So, 27. Mai 2018

Frau an der Spitze

18.09.2008 11:02

Livni zur Vorsitzenden der Kadima-Partei gewählt

Israels Außenministerin Tzipi Livni steht künftig an der Spitze der Kadima-Partei und ist damit dem Posten der Ministerpräsidentin einen entscheidenden Schritt näher gekommen. Nach den Worten eines Parteisprechers wurde Livni mit 43,1 Prozent der Stimmen zur Parteivorsitzenden gewählt. Sie lag damit äußerst knapp vor ihrem Konkurrenten, dem Verkehrsminister und Ex-Armeechef Shaul Mofaz, der 42 Prozent der Stimmen auf sich vereinen konnte. Nach ersten Prognosen war der Abstand zwischen beiden deutlich größer gewesen. Das Mofaz-Lager hatte daher bis zuletzt auf eine Wende gehofft. Insgesamt standen vier Kandidaten zur Wahl, die um die Stimmen der 74.000 Mitglieder der Kadima-Partei warben.

Nach ihrem knappen Sieg bei der Wahl um den Vorsitz der Kadima-Partei will die israelische Außenministerin Tzipi Livni "schnellstmöglich" eine neue Regierung bilden.

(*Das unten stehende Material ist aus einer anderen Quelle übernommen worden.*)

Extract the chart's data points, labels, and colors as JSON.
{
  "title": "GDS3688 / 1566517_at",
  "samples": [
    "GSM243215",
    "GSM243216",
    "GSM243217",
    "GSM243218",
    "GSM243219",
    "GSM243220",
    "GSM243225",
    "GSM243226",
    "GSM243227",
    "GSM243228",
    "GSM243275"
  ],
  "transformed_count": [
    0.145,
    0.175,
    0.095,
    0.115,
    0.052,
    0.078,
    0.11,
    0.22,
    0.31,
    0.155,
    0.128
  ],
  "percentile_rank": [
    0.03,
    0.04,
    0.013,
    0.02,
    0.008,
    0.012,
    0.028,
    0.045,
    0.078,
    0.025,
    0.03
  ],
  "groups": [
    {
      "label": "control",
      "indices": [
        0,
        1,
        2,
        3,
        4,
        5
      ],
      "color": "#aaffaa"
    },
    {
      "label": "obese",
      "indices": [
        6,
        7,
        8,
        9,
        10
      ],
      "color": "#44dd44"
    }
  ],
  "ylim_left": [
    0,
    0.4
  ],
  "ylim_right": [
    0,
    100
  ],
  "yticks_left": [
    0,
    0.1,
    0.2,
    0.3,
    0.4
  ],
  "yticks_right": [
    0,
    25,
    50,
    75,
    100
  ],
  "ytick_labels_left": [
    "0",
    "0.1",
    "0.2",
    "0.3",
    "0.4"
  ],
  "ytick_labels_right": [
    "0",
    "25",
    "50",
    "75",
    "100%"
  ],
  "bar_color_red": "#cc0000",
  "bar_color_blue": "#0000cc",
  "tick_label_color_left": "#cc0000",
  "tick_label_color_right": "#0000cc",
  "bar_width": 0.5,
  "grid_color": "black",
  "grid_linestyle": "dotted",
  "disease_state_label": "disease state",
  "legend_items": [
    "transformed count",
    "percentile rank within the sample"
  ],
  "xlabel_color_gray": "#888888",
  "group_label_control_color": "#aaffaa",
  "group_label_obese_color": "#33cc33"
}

Das kündigte die 50-jährige Politikerin am Donnerstagmorgen in Jerusalem an. Sie werde ab Freitag mit den Vertretern der im Parlament vertretenen Parteien zusammentreffen, "um schnellstmöglich eine neue Koalition zu bilden", sagte Livni in Jerusalem. Dies sei erforderlich, um den "großen Herausforderungen" gerecht zu werden, vor denen Israel stehe.

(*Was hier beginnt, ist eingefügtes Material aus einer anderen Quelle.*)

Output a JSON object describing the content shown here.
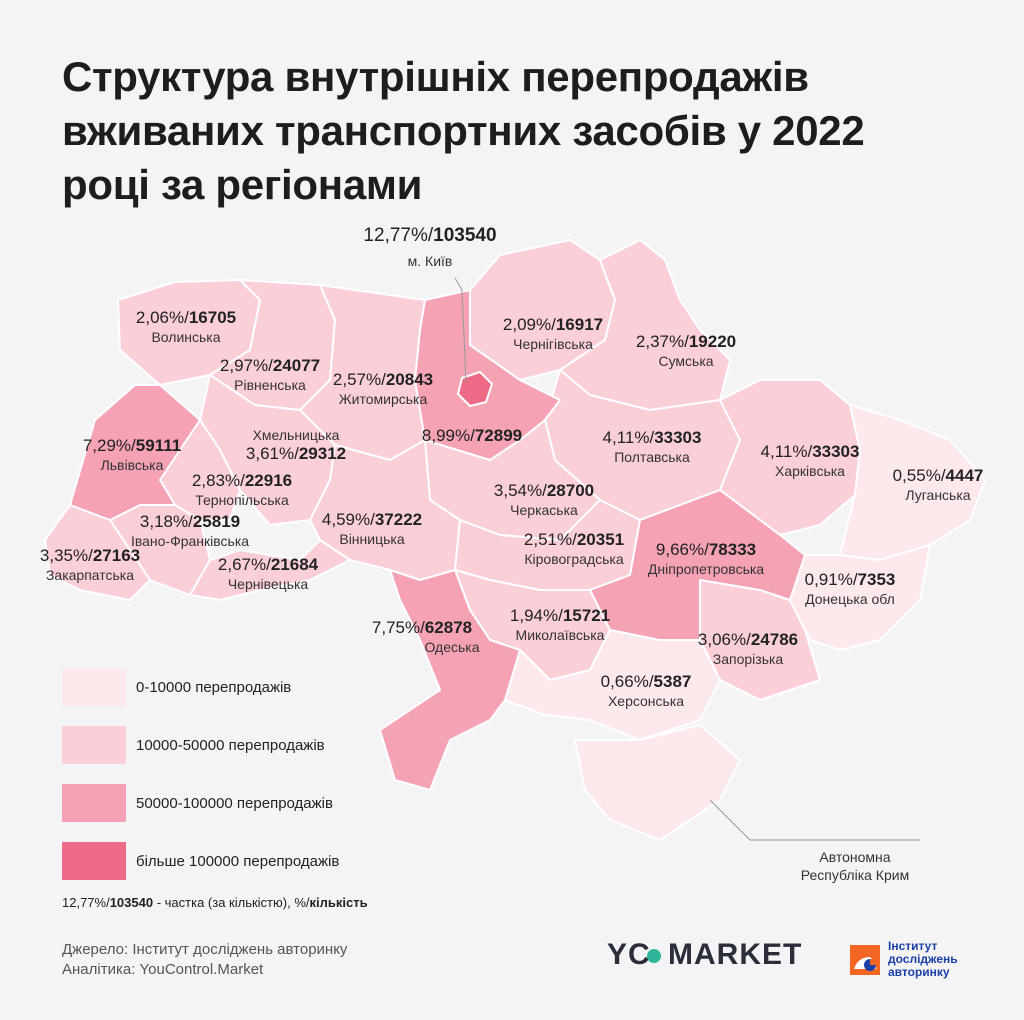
{
  "title": "Структура внутрішніх перепродажів вживаних транспортних засобів у 2022 році за регіонами",
  "colors": {
    "bg": "#f4f4f6",
    "tier1": "#fde8ec",
    "tier2": "#fbcfd8",
    "tier3": "#f5a3b4",
    "tier4": "#ef6a86",
    "border": "#ffffff"
  },
  "regions": [
    {
      "id": "kyiv-city",
      "pct": "12,77%/",
      "count": "103540",
      "name": "м. Київ"
    },
    {
      "id": "volyn",
      "pct": "2,06%/",
      "count": "16705",
      "name": "Волинська"
    },
    {
      "id": "rivne",
      "pct": "2,97%/",
      "count": "24077",
      "name": "Рівненська"
    },
    {
      "id": "zhytomyr",
      "pct": "2,57%/",
      "count": "20843",
      "name": "Житомирська"
    },
    {
      "id": "chernihiv",
      "pct": "2,09%/",
      "count": "16917",
      "name": "Чернігівська"
    },
    {
      "id": "sumy",
      "pct": "2,37%/",
      "count": "19220",
      "name": "Сумська"
    },
    {
      "id": "lviv",
      "pct": "7,29%/",
      "count": "59111",
      "name": "Львівська"
    },
    {
      "id": "khmelnytskyi",
      "pct": "3,61%/",
      "count": "29312",
      "name": "Хмельницька"
    },
    {
      "id": "kyiv-oblast",
      "pct": "8,99%/",
      "count": "72899",
      "name": ""
    },
    {
      "id": "poltava",
      "pct": "4,11%/",
      "count": "33303",
      "name": "Полтавська"
    },
    {
      "id": "kharkiv",
      "pct": "4,11%/",
      "count": "33303",
      "name": "Харківська"
    },
    {
      "id": "luhansk",
      "pct": "0,55%/",
      "count": "4447",
      "name": "Луганська"
    },
    {
      "id": "ternopil",
      "pct": "2,83%/",
      "count": "22916",
      "name": "Тернопільська"
    },
    {
      "id": "cherkasy",
      "pct": "3,54%/",
      "count": "28700",
      "name": "Черкаська"
    },
    {
      "id": "ivano-frankivsk",
      "pct": "3,18%/",
      "count": "25819",
      "name": "Івано-Франківська"
    },
    {
      "id": "vinnytsia",
      "pct": "4,59%/",
      "count": "37222",
      "name": "Вінницька"
    },
    {
      "id": "kirovohrad",
      "pct": "2,51%/",
      "count": "20351",
      "name": "Кіровоградська"
    },
    {
      "id": "dnipro",
      "pct": "9,66%/",
      "count": "78333",
      "name": "Дніпропетровська"
    },
    {
      "id": "zakarpattia",
      "pct": "3,35%/",
      "count": "27163",
      "name": "Закарпатська"
    },
    {
      "id": "chernivtsi",
      "pct": "2,67%/",
      "count": "21684",
      "name": "Чернівецька"
    },
    {
      "id": "donetsk",
      "pct": "0,91%/",
      "count": "7353",
      "name": "Донецька обл"
    },
    {
      "id": "odesa",
      "pct": "7,75%/",
      "count": "62878",
      "name": "Одеська"
    },
    {
      "id": "mykolaiv",
      "pct": "1,94%/",
      "count": "15721",
      "name": "Миколаївська"
    },
    {
      "id": "zaporizhzhia",
      "pct": "3,06%/",
      "count": "24786",
      "name": "Запорізька"
    },
    {
      "id": "kherson",
      "pct": "0,66%/",
      "count": "5387",
      "name": "Херсонська"
    }
  ],
  "crimea_label": "Автономна Республіка Крим",
  "legend": [
    {
      "label": "0-10000 перепродажів"
    },
    {
      "label": "10000-50000 перепродажів"
    },
    {
      "label": "50000-100000 перепродажів"
    },
    {
      "label": "більше 100000  перепродажів"
    }
  ],
  "note": {
    "pct": "12,77%/",
    "count": "103540",
    "text": " - частка (за кількістю), %/",
    "bold": "кількість"
  },
  "source": {
    "line1": "Джерело: Інститут досліджень авторинку",
    "line2": "Аналітика: YouControl.Market"
  },
  "logo_yc": {
    "left": "YC",
    "right": "MARKET"
  },
  "logo_inst": {
    "line1": "Інститут",
    "line2": "досліджень",
    "line3": "авторинку"
  }
}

Im Gegensatz zu Olmert, der wegen Korruptionsvorwürfen seinen Rücktritt ankündigte, hat Livni die Reputation einer integren Persönlichkeit. Während ihr Kontrahent Mofaz in den Beziehungen mit den Palästinensern als "Falke" gilt, sprach Livni sich wiederholt für eine Verbesserung der Lebensbedingungen der Palästinenser im Westjordanland aus.

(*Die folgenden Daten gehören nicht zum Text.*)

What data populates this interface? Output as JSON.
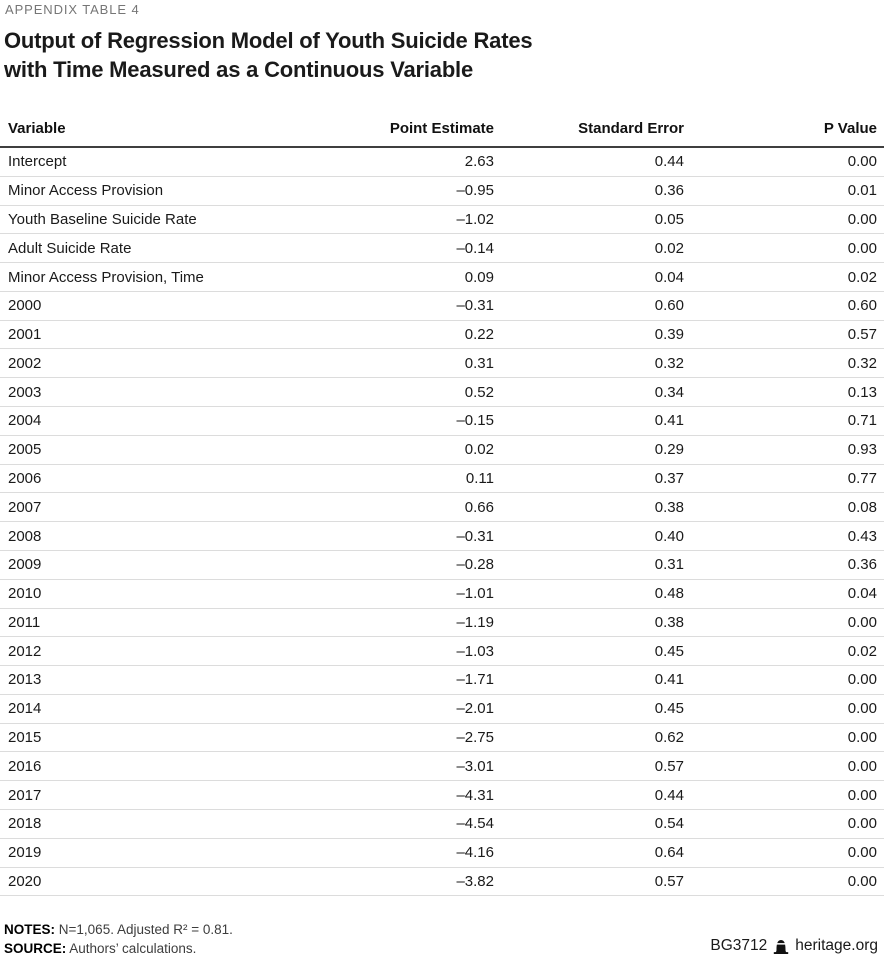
{
  "page": {
    "kicker": "APPENDIX TABLE 4",
    "title_line1": "Output of Regression Model of Youth Suicide Rates",
    "title_line2": "with Time Measured as a Continuous Variable"
  },
  "chart_data": {
    "type": "table",
    "title": "Output of Regression Model of Youth Suicide Rates with Time Measured as a Continuous Variable",
    "columns": [
      "Variable",
      "Point Estimate",
      "Standard Error",
      "P Value"
    ],
    "rows": [
      [
        "Intercept",
        "2.63",
        "0.44",
        "0.00"
      ],
      [
        "Minor Access Provision",
        "–0.95",
        "0.36",
        "0.01"
      ],
      [
        "Youth Baseline Suicide Rate",
        "–1.02",
        "0.05",
        "0.00"
      ],
      [
        "Adult Suicide Rate",
        "–0.14",
        "0.02",
        "0.00"
      ],
      [
        "Minor Access Provision, Time",
        "0.09",
        "0.04",
        "0.02"
      ],
      [
        "2000",
        "–0.31",
        "0.60",
        "0.60"
      ],
      [
        "2001",
        "0.22",
        "0.39",
        "0.57"
      ],
      [
        "2002",
        "0.31",
        "0.32",
        "0.32"
      ],
      [
        "2003",
        "0.52",
        "0.34",
        "0.13"
      ],
      [
        "2004",
        "–0.15",
        "0.41",
        "0.71"
      ],
      [
        "2005",
        "0.02",
        "0.29",
        "0.93"
      ],
      [
        "2006",
        "0.11",
        "0.37",
        "0.77"
      ],
      [
        "2007",
        "0.66",
        "0.38",
        "0.08"
      ],
      [
        "2008",
        "–0.31",
        "0.40",
        "0.43"
      ],
      [
        "2009",
        "–0.28",
        "0.31",
        "0.36"
      ],
      [
        "2010",
        "–1.01",
        "0.48",
        "0.04"
      ],
      [
        "2011",
        "–1.19",
        "0.38",
        "0.00"
      ],
      [
        "2012",
        "–1.03",
        "0.45",
        "0.02"
      ],
      [
        "2013",
        "–1.71",
        "0.41",
        "0.00"
      ],
      [
        "2014",
        "–2.01",
        "0.45",
        "0.00"
      ],
      [
        "2015",
        "–2.75",
        "0.62",
        "0.00"
      ],
      [
        "2016",
        "–3.01",
        "0.57",
        "0.00"
      ],
      [
        "2017",
        "–4.31",
        "0.44",
        "0.00"
      ],
      [
        "2018",
        "–4.54",
        "0.54",
        "0.00"
      ],
      [
        "2019",
        "–4.16",
        "0.64",
        "0.00"
      ],
      [
        "2020",
        "–3.82",
        "0.57",
        "0.00"
      ]
    ],
    "layout": {
      "grid": "horizontal-row-rules",
      "numeric_alignment": "right"
    }
  },
  "footer": {
    "notes_label": "NOTES:",
    "notes_text": "N=1,065. Adjusted R² = 0.81.",
    "source_label": "SOURCE:",
    "source_text": "Authors’ calculations.",
    "doc_id": "BG3712",
    "site": "heritage.org",
    "logo_icon": "heritage-liberty-bell-icon"
  },
  "colors": {
    "kicker": "#767676",
    "title": "#1a1a1a",
    "body_text": "#1a1a1a",
    "header_rule": "#3f3f3f",
    "row_rule": "#dcdcdc"
  }
}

Palästinenser begrüßen Wahlergebnis
Von der Palästinenser-Führung wurde das Abschneiden Livnis daher begrüßt. Chefunterhändler Ahmed Korei äußerte sich überzeugt, dass sie die Friedensverhandlungen voranbringen werde. "Wir hoffen dass es über alle Themen ernsthafte Verhandlungen geben wird", sagte der palästinensische Unterhändler Saeb Erekat. Die Palästinenser erwarteten die Auflösung der jüdischen Siedlungen im Westjordanland und die Beseitigung des Sperrwalls zwischen Israel und dem Westjordanland. Für die Palästinenser gebe es nur "die eine Option, das Ende der israelischen Besatzung".

Zuvor, in einer ersten Reaktion auf die Hochrechnungen, hatte sich der führende Politiker der radikal-islamischen Palästinenserorganisation Hamas, Ismail Haniyeh, skeptisch gezeigt, dass die Palästinenser von der Wahl Livnis profitieren könnten. "Alle israelischen Führer sind vereint in ihrer feindlichen Haltung gegenüber unseren Menschen", sagte Haniyeh in Gaza.

42 Tage für Regierungsbildung
Die Wahl der neuen Kadima-Vorsitzenden zur israelischen Regierungschefin ist kein Automatismus. Staatspräsident Shimon Peres muss ihr innerhalb von sieben Tagen den Auftrag erteilen, bei den komplizierten Mehrheitsverhältnissen in der Knesset eine Koalition zu bilden. Der Chef der orthodoxen Shas-Partei, Eli Yischai, erklärte bereits, seine Formation werde sich nur an der künftigen Regierung beteiligen, wenn den Palästinensern keine Konzessionen zum Status von Ost-Jerusalem gemacht würden. Wenn Livni innerhalb von 42 Tagen keine Regierung bilden kann, werden vorgezogene Neuwahlen erforderlich. Olmert bliebe während dieser Zeit kommissarisch im Amt.

Sollte sich der innerparteiliche Sieger einer Mehrheit im Parlament sicher sein, kann der Wechsel an der Regierungsspitze aber auch direkt erfolgen. Die derzeitige Koalition aus Kadima, Arbeitspartei und orthodoxer Shas hätte bei Neuwahlen derzeit nur schlechte Chancen: Umfragen zufolge liegt der rechte Likud unter Benjamin Netanyahu vorn.